Factors that influence the prognosis of glioma are not fully understood. Although loss of the heterozygosity of 1p/19q has long been known to be a common molecular signature of oligodendroglial neoplasms, prior research had not established whether loss of 1p/19q was associated with survival outcomes in gliomas, according to background information in the study.
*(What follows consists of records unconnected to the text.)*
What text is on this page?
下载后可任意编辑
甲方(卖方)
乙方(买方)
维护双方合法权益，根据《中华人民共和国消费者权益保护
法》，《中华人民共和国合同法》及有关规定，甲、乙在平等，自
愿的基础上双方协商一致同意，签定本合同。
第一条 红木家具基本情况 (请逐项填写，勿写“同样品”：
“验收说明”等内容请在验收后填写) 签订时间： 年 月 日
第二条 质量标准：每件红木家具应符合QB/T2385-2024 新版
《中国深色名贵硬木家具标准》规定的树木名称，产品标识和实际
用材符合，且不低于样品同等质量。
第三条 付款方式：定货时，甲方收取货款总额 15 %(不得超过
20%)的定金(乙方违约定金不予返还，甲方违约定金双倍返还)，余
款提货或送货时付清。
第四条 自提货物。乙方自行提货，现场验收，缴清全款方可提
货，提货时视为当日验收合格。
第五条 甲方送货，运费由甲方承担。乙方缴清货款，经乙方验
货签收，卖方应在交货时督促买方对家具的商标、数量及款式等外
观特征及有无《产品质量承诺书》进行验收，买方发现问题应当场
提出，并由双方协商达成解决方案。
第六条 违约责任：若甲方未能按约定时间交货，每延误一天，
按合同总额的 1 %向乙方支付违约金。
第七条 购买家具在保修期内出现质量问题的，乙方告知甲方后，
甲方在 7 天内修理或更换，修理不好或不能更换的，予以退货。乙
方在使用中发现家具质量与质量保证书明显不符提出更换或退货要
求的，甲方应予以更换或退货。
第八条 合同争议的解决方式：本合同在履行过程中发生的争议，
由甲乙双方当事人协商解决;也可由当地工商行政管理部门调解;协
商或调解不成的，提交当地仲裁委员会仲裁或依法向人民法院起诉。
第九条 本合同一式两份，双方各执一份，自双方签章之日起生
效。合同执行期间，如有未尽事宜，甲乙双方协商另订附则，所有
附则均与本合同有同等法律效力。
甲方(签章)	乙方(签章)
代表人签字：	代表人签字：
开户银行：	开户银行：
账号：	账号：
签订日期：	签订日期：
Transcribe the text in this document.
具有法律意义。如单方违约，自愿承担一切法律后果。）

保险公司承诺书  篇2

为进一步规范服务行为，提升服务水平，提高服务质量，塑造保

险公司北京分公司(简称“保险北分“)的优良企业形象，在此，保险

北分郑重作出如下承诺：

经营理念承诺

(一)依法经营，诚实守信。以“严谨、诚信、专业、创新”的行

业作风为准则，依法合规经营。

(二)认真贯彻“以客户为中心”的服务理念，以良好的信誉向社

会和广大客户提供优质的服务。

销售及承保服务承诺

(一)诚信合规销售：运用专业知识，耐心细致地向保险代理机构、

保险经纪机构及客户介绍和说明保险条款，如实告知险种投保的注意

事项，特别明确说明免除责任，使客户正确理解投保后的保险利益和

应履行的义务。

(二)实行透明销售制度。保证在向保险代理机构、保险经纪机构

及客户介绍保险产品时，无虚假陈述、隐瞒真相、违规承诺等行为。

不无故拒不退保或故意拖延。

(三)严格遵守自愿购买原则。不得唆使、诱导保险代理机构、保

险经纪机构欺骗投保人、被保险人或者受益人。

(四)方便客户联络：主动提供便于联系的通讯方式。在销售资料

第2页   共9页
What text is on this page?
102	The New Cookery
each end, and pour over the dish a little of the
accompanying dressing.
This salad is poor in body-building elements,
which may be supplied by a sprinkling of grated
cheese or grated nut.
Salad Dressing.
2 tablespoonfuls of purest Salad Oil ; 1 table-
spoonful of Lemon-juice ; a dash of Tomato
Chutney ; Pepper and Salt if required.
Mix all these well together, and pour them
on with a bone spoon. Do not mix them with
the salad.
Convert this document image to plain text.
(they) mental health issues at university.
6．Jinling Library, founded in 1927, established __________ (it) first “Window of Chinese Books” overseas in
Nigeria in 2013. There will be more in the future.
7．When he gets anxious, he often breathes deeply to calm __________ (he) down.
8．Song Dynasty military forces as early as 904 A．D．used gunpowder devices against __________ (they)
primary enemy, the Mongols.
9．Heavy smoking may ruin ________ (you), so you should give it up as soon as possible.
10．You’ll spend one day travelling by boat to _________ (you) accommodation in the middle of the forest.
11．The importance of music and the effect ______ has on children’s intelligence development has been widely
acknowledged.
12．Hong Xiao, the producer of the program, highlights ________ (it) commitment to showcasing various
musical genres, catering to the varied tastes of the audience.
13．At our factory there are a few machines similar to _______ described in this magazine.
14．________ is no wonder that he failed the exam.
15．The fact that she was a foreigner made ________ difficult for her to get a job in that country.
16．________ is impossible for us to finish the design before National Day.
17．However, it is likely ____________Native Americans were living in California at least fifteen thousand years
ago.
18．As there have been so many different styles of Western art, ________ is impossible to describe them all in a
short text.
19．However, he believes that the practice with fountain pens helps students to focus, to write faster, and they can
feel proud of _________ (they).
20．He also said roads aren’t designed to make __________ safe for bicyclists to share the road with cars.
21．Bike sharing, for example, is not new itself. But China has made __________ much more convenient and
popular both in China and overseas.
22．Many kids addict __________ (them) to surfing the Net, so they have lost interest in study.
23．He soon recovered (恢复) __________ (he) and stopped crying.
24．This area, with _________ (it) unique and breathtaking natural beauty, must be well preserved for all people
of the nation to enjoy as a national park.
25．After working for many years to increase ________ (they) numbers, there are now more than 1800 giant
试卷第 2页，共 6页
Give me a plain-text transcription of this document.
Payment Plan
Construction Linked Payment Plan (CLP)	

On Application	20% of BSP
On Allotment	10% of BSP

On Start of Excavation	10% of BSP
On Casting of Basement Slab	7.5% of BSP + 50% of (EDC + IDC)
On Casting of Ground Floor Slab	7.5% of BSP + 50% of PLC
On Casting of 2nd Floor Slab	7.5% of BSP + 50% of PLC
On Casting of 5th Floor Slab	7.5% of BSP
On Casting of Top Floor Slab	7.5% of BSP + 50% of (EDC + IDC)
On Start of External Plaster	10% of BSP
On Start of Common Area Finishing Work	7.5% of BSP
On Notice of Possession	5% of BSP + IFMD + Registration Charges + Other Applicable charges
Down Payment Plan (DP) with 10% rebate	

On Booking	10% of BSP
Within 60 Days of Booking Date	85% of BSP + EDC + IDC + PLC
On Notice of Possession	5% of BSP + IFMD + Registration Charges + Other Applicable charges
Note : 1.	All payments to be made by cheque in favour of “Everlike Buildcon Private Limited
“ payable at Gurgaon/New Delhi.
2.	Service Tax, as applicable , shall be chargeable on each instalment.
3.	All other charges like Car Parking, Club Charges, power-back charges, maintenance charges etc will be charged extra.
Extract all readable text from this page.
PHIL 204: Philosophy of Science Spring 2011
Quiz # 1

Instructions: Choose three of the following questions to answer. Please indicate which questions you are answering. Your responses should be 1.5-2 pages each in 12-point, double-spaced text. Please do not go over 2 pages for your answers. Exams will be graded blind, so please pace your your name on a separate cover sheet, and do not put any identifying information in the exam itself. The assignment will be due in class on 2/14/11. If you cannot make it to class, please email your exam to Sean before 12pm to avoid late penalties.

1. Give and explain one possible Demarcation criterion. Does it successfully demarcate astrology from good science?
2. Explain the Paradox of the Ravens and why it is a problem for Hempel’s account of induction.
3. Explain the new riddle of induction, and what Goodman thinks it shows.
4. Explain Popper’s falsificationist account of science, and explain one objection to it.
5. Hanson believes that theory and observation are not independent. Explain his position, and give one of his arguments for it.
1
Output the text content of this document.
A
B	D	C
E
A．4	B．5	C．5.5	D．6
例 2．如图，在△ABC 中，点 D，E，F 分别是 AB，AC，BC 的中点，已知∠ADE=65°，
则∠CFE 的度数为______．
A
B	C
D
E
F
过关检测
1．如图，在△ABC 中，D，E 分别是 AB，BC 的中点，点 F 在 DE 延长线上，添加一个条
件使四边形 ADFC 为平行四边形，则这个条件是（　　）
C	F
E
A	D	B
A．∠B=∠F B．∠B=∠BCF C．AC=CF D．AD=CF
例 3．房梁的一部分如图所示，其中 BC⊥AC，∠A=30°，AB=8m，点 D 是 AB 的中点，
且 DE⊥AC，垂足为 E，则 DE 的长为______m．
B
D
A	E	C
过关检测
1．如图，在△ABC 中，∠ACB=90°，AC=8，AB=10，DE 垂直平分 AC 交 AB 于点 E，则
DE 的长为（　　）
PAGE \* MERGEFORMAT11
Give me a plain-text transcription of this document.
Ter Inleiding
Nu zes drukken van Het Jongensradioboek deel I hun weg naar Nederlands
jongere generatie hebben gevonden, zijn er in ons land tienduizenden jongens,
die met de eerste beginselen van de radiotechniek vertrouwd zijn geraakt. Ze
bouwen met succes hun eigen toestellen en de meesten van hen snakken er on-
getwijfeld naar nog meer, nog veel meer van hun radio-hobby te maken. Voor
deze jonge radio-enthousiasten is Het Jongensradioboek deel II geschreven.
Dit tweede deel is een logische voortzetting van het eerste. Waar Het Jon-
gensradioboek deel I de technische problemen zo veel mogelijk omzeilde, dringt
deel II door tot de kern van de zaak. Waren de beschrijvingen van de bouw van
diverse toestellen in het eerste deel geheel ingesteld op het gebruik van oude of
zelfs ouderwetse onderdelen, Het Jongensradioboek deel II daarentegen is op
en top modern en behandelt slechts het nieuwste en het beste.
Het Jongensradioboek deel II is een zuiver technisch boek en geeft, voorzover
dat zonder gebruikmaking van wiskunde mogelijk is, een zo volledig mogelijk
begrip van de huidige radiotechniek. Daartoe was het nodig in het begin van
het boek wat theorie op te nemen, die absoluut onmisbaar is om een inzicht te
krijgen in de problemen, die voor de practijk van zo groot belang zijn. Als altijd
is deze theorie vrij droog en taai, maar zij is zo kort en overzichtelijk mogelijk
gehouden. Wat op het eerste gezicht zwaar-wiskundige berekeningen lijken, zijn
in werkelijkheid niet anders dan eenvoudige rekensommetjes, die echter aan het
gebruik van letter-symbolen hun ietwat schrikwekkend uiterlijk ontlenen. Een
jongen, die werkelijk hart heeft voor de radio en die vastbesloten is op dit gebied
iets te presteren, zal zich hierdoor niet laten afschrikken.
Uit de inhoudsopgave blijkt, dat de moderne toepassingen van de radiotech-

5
In the current study, researchers reviewed data from the PubMed and Embase databases to examine the association between the loss of heterozygosity of 1p/19q and PFS and OS in patients with glioma. The analysis included 28 studies that included a combined 3,408 cases.
They determined patients with co-deletion of 1p/19q was associated with improved PFS (HR=0.63; 95% CI, 0.52–0.76) and OS (HR=0.43; 95% CI, 0.35–0.53) compared with those in the chromosomal intact group.
Results of a subgroup analysis indicated this association was independent of detection methods and the grades/subtypes of gliomas.
The isodeletion of 1p predicted similar favorable outcomes for PFS (HR=0.68; 95% CI, 0.47–0.97) and OS (HR=0.51; 95% CI, 0.35–0.75). However, isodeletion of 19q was only associated with improved PFS (HR=0.70; 95% CI, 0.56–0.87).
“Isodeletion of 1p predicts similar outcomes but to a lesser extent, whereas the effects of isodeletion of 19q remained only marginal,” the researchers wrote.
Disclosure: See the study for a full list of the researchers’ relevant financial disclosures.